Gurobi: Working With Multiple Objective

<Edited version follows. Skips examples and some other material.>

Blended Objectives A blending approach creates a single objective by taking a linear combination of your objectives. You provide a weight for each objective as an argument to setObjectiveN. Alternatively, you can use the ObjNWeight attribute, together with ObjNumber.

Hierarchical Objectives A hierarchical or lexicographic approach assigns a priority to each objective, and optimizes for the objectives in decreasing priority order. At each step, it finds the best solution for the current objective, but only from among those that would not degrade the solution quality for higher-priority objectives. You provide the priority for each objective as an argument to setObjectiveN. Alternatively, you can use the ObjNPriority attribute. Priorities are integral, not continuous. Larger values indicate higher priorities. The default priority for an objective is 0.

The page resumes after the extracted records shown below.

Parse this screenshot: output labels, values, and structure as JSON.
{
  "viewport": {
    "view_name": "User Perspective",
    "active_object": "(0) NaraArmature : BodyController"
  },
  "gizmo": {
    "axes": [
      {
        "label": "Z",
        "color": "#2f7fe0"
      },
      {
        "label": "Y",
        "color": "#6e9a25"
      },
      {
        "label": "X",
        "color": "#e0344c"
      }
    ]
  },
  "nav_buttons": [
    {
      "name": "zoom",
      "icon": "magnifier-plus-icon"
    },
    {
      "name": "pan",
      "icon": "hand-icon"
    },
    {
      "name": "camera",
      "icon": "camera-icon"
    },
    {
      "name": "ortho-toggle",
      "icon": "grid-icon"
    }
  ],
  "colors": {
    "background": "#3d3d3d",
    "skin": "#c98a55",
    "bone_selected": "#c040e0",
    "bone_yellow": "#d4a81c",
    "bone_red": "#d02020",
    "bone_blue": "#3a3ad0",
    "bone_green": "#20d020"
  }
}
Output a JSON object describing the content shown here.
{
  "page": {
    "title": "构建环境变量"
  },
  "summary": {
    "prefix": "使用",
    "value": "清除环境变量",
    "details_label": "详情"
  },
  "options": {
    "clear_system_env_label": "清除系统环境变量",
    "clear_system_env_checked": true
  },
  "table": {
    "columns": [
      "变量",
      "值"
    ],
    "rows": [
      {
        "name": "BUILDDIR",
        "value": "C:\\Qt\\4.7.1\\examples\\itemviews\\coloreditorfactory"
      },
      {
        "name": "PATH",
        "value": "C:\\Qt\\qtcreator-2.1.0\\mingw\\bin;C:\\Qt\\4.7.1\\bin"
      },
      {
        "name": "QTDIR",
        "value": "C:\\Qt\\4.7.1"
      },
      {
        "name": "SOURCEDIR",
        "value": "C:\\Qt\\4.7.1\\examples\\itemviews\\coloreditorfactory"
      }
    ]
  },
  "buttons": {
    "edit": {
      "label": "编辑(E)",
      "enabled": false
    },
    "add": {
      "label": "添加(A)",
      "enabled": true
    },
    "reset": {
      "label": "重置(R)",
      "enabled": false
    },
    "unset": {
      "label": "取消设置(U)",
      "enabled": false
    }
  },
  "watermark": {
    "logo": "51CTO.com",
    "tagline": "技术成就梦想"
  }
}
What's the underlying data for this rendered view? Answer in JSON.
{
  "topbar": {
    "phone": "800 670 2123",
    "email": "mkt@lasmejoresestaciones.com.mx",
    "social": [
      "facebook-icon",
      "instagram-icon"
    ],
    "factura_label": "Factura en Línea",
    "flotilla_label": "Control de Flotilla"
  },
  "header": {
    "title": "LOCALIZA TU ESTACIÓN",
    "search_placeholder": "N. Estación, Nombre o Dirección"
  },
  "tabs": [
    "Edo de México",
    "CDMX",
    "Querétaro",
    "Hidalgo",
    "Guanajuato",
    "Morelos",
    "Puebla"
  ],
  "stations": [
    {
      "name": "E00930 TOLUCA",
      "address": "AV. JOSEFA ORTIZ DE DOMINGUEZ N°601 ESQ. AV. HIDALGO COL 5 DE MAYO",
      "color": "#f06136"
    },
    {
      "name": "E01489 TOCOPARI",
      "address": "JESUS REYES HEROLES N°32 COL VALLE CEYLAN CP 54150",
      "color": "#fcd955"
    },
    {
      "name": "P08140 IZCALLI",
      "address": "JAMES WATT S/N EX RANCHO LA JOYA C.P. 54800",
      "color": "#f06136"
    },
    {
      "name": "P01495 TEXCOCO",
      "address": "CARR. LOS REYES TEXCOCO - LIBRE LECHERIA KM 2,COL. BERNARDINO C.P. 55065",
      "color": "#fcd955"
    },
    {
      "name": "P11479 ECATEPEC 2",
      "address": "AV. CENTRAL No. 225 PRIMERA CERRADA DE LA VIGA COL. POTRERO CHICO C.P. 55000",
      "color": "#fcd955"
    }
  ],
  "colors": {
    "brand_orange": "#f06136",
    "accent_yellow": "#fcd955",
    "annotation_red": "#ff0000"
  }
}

Multiple-Objective Degradation By default, our hierarchical approach won't allow later objectives to degrade earlier objectives, subject to the user-given ending gap conditions for the optimization problem. This behavior can be relaxed for MIPs through a pair of tolerances: a relative and an absolute tolerance. These are provided as arguments to setObjectiveN, or they can be set using attributes ObjNRelTol and ObjNAbsTol. By setting one of these for a particular objective, you can indicate that later objectives are allowed to degrade this objective by the specified relative or absolute amount, respectively. Objective degradations are handled differently for multi-objective LP models. For LP models, solution quality for higher-priority objectives is maintained by fixing some variables to their values in previous optimal solutions. These fixings are decided using variable reduced costs. The value of the ObjNAbsTol parameter indicates the amount by which a fixed variable's reduced cost is allowed to violate dual feasibility, whereas the ObjNRelTol parameter is simply ignored. If you want the MIP behavior, where the degradation is controlled more directly, you can add a dummy binary variable to the model, thus transforming it into a MIP. Solving the resulting multi-objective MIP will be much more time consuming than solving the original multi-objective LP.

Combining Blended and Hierarchical Objectives Actually, both weight and priority are always specified for each objective. This allows you to seamlessly combine the blended and hierarchical approaches. To understand how this works, we should first provide more detail on how hierarchical objectives are handled. When you specify a different priority for each of objectives, the solver performs separate optimization steps. In each step, in decreasing priority order, it optimizes for the current objective multiplied by its ObjNWeight attribute, while imposing constraints that ensure that the quality of higher-priority objectives isn't degraded by more than the specified tolerances

Multiple objective values can be queried programmatically in all our APIs The basic notion is that you have to specify for which multi objective you want to query information (by setting the parameter ObjNumber). Furthermore, you can also specify for which solution you want to query this information (by setting the parameter SolutionNumber.

Answer 3

The vOptGeneric (https://github.com/vOptSolver/vOptGeneric.jl) package of the vOptSolver includes the primitives for solving 2-objectives IP with weighted sum method, epsilon-constraint method and also Chalmet method. You can select GLPK, CPLEX or GUROBI as MIP solver (only one line to set up). vOptGeneric is implemented in Julia (https://julialang.org/) and comes with JuMP (algebraic modeling language). The code is compliant with the last version of Julia and JuMP. I am currently updating the documentation.

About MOMH, jMetal (java or C++ or now python) fits with your needs.

Answer 4

You should probably also consider Optuna, a fairly new but rapidly improving optimization framework. It was originally targeted at machine learning hyperparameter optimization, but it works for all kinds of problems and provides generic algorithms (Gaussian processes, NSGA-II, TPE estimators, etc.).

Answer 5

Just adding two more options. Pymoo is a good option, it has several algorithms and functionality for creating your own. And Pysamoo is the version for surrogated (multiobjective) optimization.